RACHEL BROSNAHAN No!
BARRYMORE That happened to me recently. I’d gained a bunch of weight, and I was in a restaurant, and a woman goes, “God, you have so many kids.” And I was like, “Well, two.” And she goes, “And obviously one on the way.” I looked at her and, for the first time in my life, I go, “No, I’m just fucking fat.” (Everyone claps.)
There’s been lots of discussion lately about whether we can and should be able to separate art from the artist. Where do you stand?
SHAW It depends on how harmful they are.
ROSS And what the harm is.
This has come up in the context of Roseanne Barr and her controversial social media presence, which prompted some to boycott her sitcom [before it was canceled by ABC a month and a half after this interview].
DEBRA MESSING In a perfect world, we take on a different character, one that’s separate from ourselves.
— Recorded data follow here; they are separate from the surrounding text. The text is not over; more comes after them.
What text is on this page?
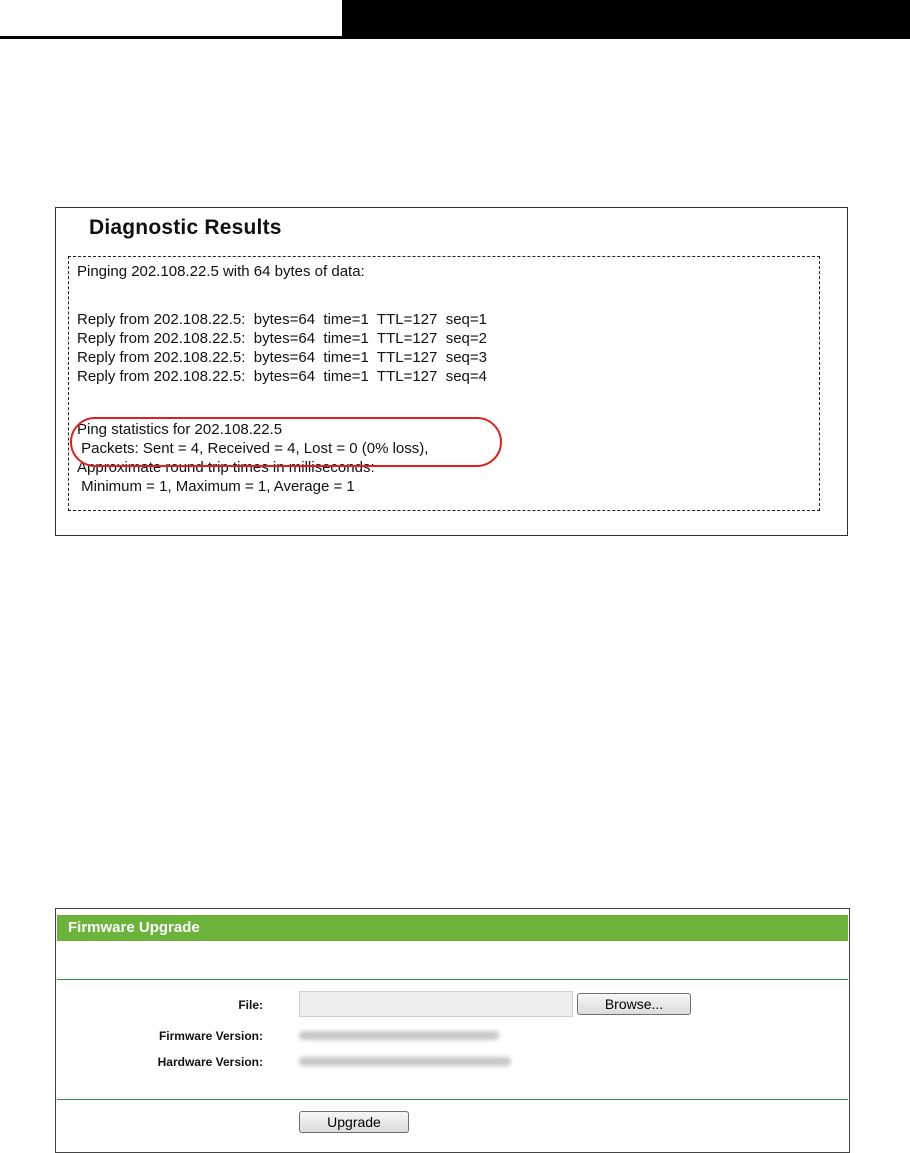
Diagnostic Results
Pinging 202.108.22.5 with 64 bytes of data:
Reply from 202.108.22.5:  bytes=64  time=1  TTL=127  seq=1
Reply from 202.108.22.5:  bytes=64  time=1  TTL=127  seq=2
Reply from 202.108.22.5:  bytes=64  time=1  TTL=127  seq=3
Reply from 202.108.22.5:  bytes=64  time=1  TTL=127  seq=4
Ping statistics for 202.108.22.5
Packets: Sent = 4, Received = 4, Lost = 0 (0% loss),
Approximate round trip times in milliseconds:
Minimum = 1, Maximum = 1, Average = 1
Firmware Upgrade
File:	Browse...
Firmware Version:
Hardware Version:
Upgrade
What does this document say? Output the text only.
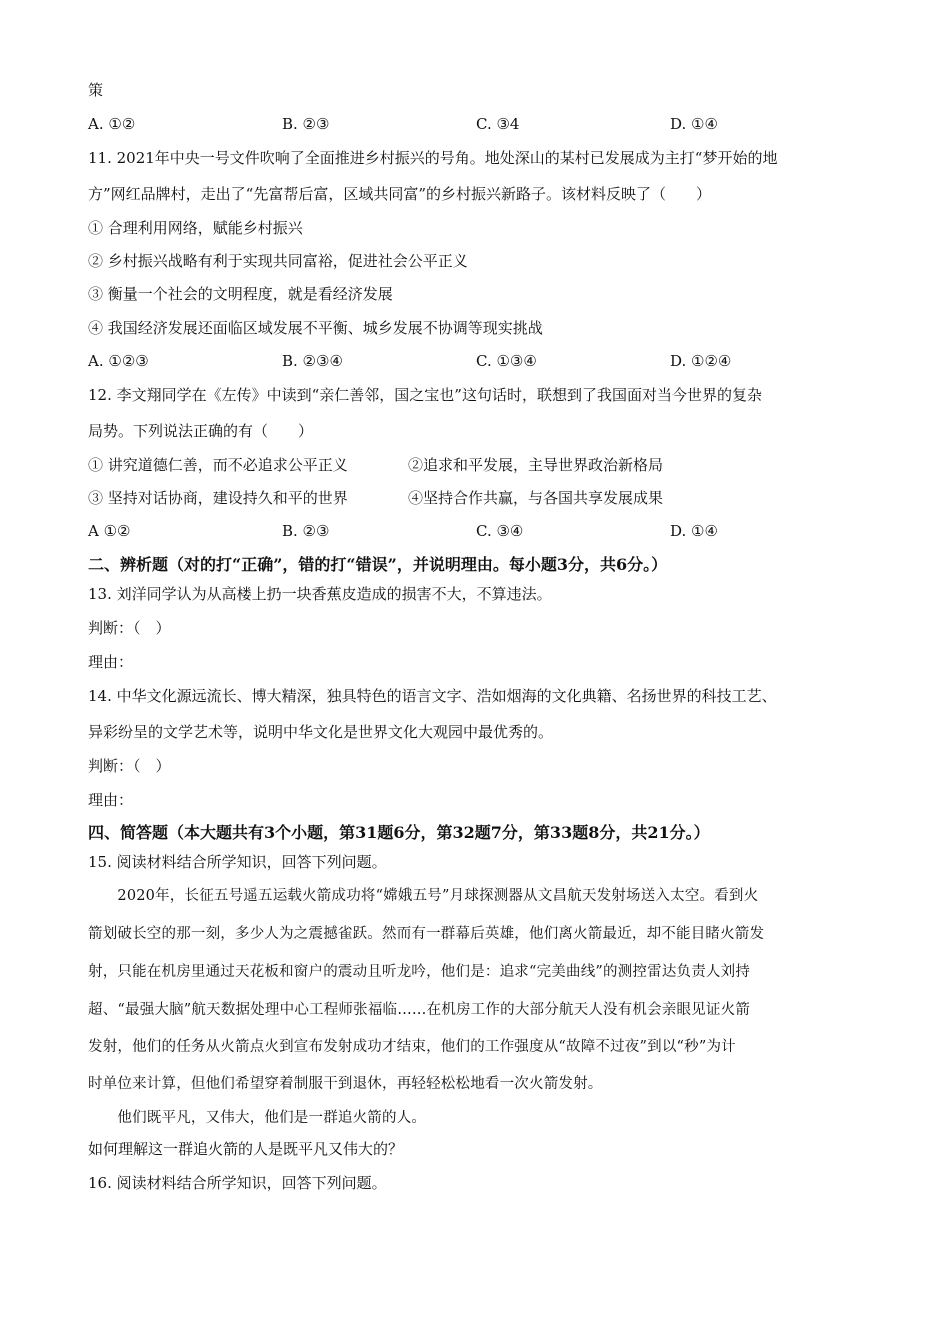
策
A. ①②	B. ②③	C. ③4	D. ①④
11. 2021年中央一号文件吹响了全面推进乡村振兴的号角。地处深山的某村已发展成为主打“梦开始的地
方”网红品牌村，走出了“先富帮后富，区域共同富”的乡村振兴新路子。该材料反映了（　　）
① 合理利用网络，赋能乡村振兴
② 乡村振兴战略有利于实现共同富裕，促进社会公平正义
③ 衡量一个社会的文明程度，就是看经济发展
④ 我国经济发展还面临区域发展不平衡、城乡发展不协调等现实挑战
A. ①②③	B. ②③④	C. ①③④	D. ①②④
12. 李文翔同学在《左传》中读到“亲仁善邻，国之宝也”这句话时，联想到了我国面对当今世界的复杂
局势。下列说法正确的有（　　）
① 讲究道德仁善，而不必追求公平正义	②追求和平发展，主导世界政治新格局
③ 坚持对话协商，建设持久和平的世界	④坚持合作共赢，与各国共享发展成果
A ①②	B. ②③	C. ③④	D. ①④
二、辨析题（对的打“正确”，错的打“错误”，并说明理由。每小题3分，共6分。）
13. 刘洋同学认为从高楼上扔一块香蕉皮造成的损害不大，不算违法。
判断：（　）
理由：
14. 中华文化源远流长、博大精深，独具特色的语言文字、浩如烟海的文化典籍、名扬世界的科技工艺、
异彩纷呈的文学艺术等，说明中华文化是世界文化大观园中最优秀的。
判断：（　）
理由：
四、简答题（本大题共有3个小题，第31题6分，第32题7分，第33题8分，共21分。）
15. 阅读材料结合所学知识，回答下列问题。
　　2020年，长征五号遥五运载火箭成功将“嫦娥五号”月球探测器从文昌航天发射场送入太空。看到火
箭划破长空的那一刻，多少人为之震撼雀跃。然而有一群幕后英雄，他们离火箭最近，却不能目睹火箭发
射，只能在机房里通过天花板和窗户的震动且听龙吟，他们是：追求“完美曲线”的测控雷达负责人刘持
超、“最强大脑”航天数据处理中心工程师张福临……在机房工作的大部分航天人没有机会亲眼见证火箭
发射，他们的任务从火箭点火到宣布发射成功才结束，他们的工作强度从“故障不过夜”到以“秒”为计
时单位来计算，但他们希望穿着制服干到退休，再轻轻松松地看一次火箭发射。
　　他们既平凡，又伟大，他们是一群追火箭的人。
如何理解这一群追火箭的人是既平凡又伟大的？
16. 阅读材料结合所学知识，回答下列问题。
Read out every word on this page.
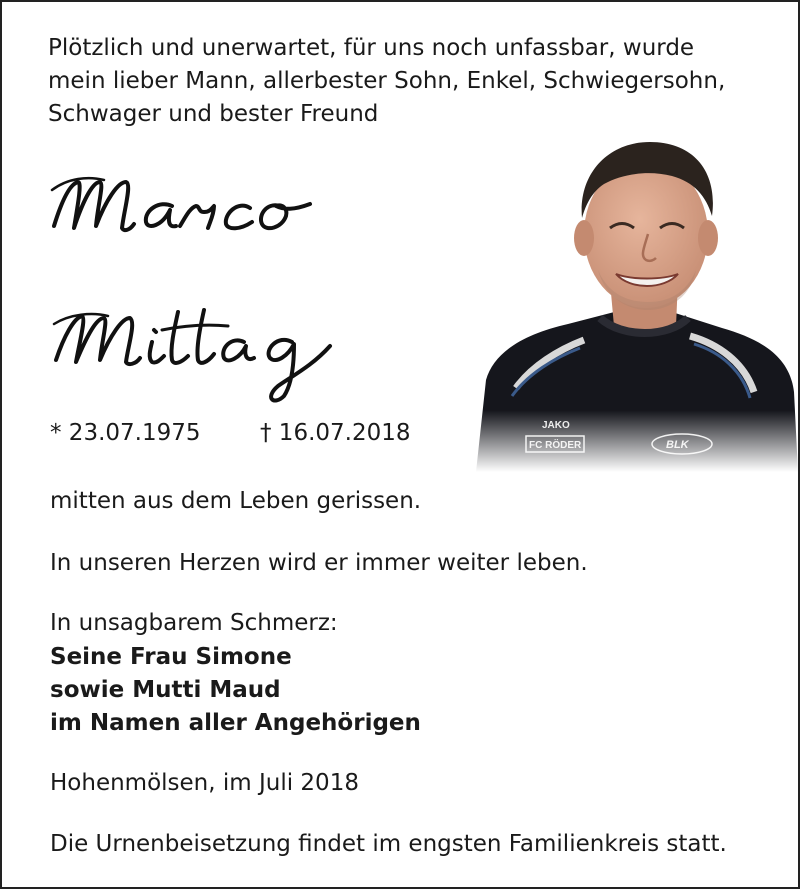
Plötzlich und unerwartet, für uns noch unfassbar, wurde
mein lieber Mann, allerbester Sohn, Enkel, Schwiegersohn,
Schwager und bester Freund
* 23.07.1975	† 16.07.2018
mitten aus dem Leben gerissen.
In unseren Herzen wird er immer weiter leben.
In unsagbarem Schmerz:
Seine Frau Simone
sowie Mutti Maud
im Namen aller Angehörigen
Hohenmölsen, im Juli 2018
Die Urnenbeisetzung findet im engsten Familienkreis statt.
The thing that has made Roseanne and Roseanne Barr so …
ROSS Better word.
MESSING … is that, in its day, it was one of the greatest shows ever, and it really pushed the boundaries, but she made it clear from the beginning that this was her — she said, “I’m just being me.” That’s very different from saying, “I’m creating a character.” And then when you have someone who is very outspoken on social media and who says things like “Heil Hitler” or that gay people are pedophiles or …
BROSNAHAN Oh God.
MESSING So, it’s not about having a conversation about health care or about defense of the country, it’s about humanity, racism, sexism.
SHAW And essentially normalizing white supremacy.
BROSNAHAN There’s a difference between being tolerant and tolerating intolerance, and there is no need to tolerate intolerance. So, can we separate an artist from their art? Yes, we do all the time. We have forever. Should we? I think we need to re-evaluate.
ROSS And we’re in different times because of what’s happening in the White House. Things that were not tolerated or not acceptable have been lost, and I think there is a recalibration that needs to occur. It’s the reason it feels so frightening right now.
SHAW What’s the answer? How does it change?
MESSING I mean (turns to Ross), there was an episode of your show [Black-ish] that was shelved because it had to do with “Take a knee,” right?